Potential roles of telomeres and telomerase in neurodegenerative diseases

Telomeres, protective DNA-protein complexes at the end of eukaryotic linear chromosomes, play pivotal roles in the maintenance of genomic stability during cell division. When telomeres are severely shortened, cells stop dividing and die, consequently leading to tissues degeneration. Concretely, replicative senescence and genomic damage are generally accompanied with telomere shortening, which may be a potential contributor in the pathogenesis of neurological disorders. Regardless of occasional negative findings, accelerated telomere erosion is routinely found in neurodegenerative diseases and has been believed to be positively correlated with the severity of neurodegenerative diseases. As considerable knowledge of telomeres and telomerase continues to accumulate, telomerase is increasingly being recognized as a promising therapeutic target for neurodegenerative disease.

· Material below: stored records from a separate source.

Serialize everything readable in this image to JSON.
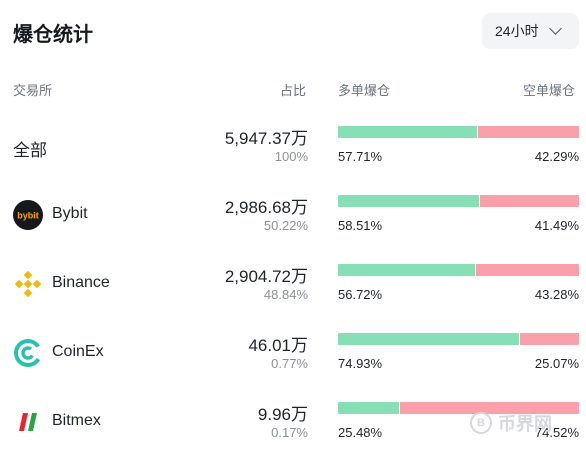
{
  "title": "爆仓统计",
  "period": {
    "label": "24小时"
  },
  "headers": {
    "exchange": "交易所",
    "ratio": "占比",
    "long": "多单爆仓",
    "short": "空单爆仓"
  },
  "rows": [
    {
      "name": "全部",
      "amount": "5,947.37万",
      "share": "100%",
      "long_pct": "57.71%",
      "short_pct": "42.29%",
      "long_fraction": 0.5771,
      "logo": "none"
    },
    {
      "name": "Bybit",
      "amount": "2,986.68万",
      "share": "50.22%",
      "long_pct": "58.51%",
      "short_pct": "41.49%",
      "long_fraction": 0.5851,
      "logo": "bybit-icon"
    },
    {
      "name": "Binance",
      "amount": "2,904.72万",
      "share": "48.84%",
      "long_pct": "56.72%",
      "short_pct": "43.28%",
      "long_fraction": 0.5672,
      "logo": "binance-icon"
    },
    {
      "name": "CoinEx",
      "amount": "46.01万",
      "share": "0.77%",
      "long_pct": "74.93%",
      "short_pct": "25.07%",
      "long_fraction": 0.7493,
      "logo": "coinex-icon"
    },
    {
      "name": "Bitmex",
      "amount": "9.96万",
      "share": "0.17%",
      "long_pct": "25.48%",
      "short_pct": "74.52%",
      "long_fraction": 0.2548,
      "logo": "bitmex-icon"
    }
  ],
  "colors": {
    "long": "#86dfb5",
    "short": "#f9a0aa"
  },
  "watermark": {
    "text": "币界网"
  }
}
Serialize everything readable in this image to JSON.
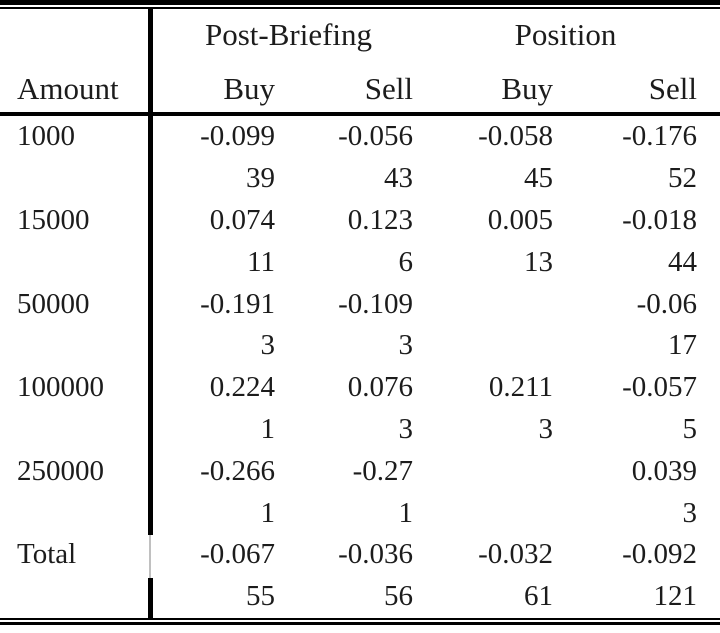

Until now, strong evidence has accumulated that activated telomerase is responsible for telomere elongation that may be sufficient to prevent “mother cells” from replicative aging, and besides, telomerase activators exhibit remarkable neuroprotective effects through the prolongation of telomere length and the promotion of neuronal survival as well as proliferation. Therefore, a consensus is emerging that the activation of telomerase, promoted by peptides, natural herbal extracts, small molecules compounds and others, represents a novel promising treatment strategy for neurodegenerative diseases.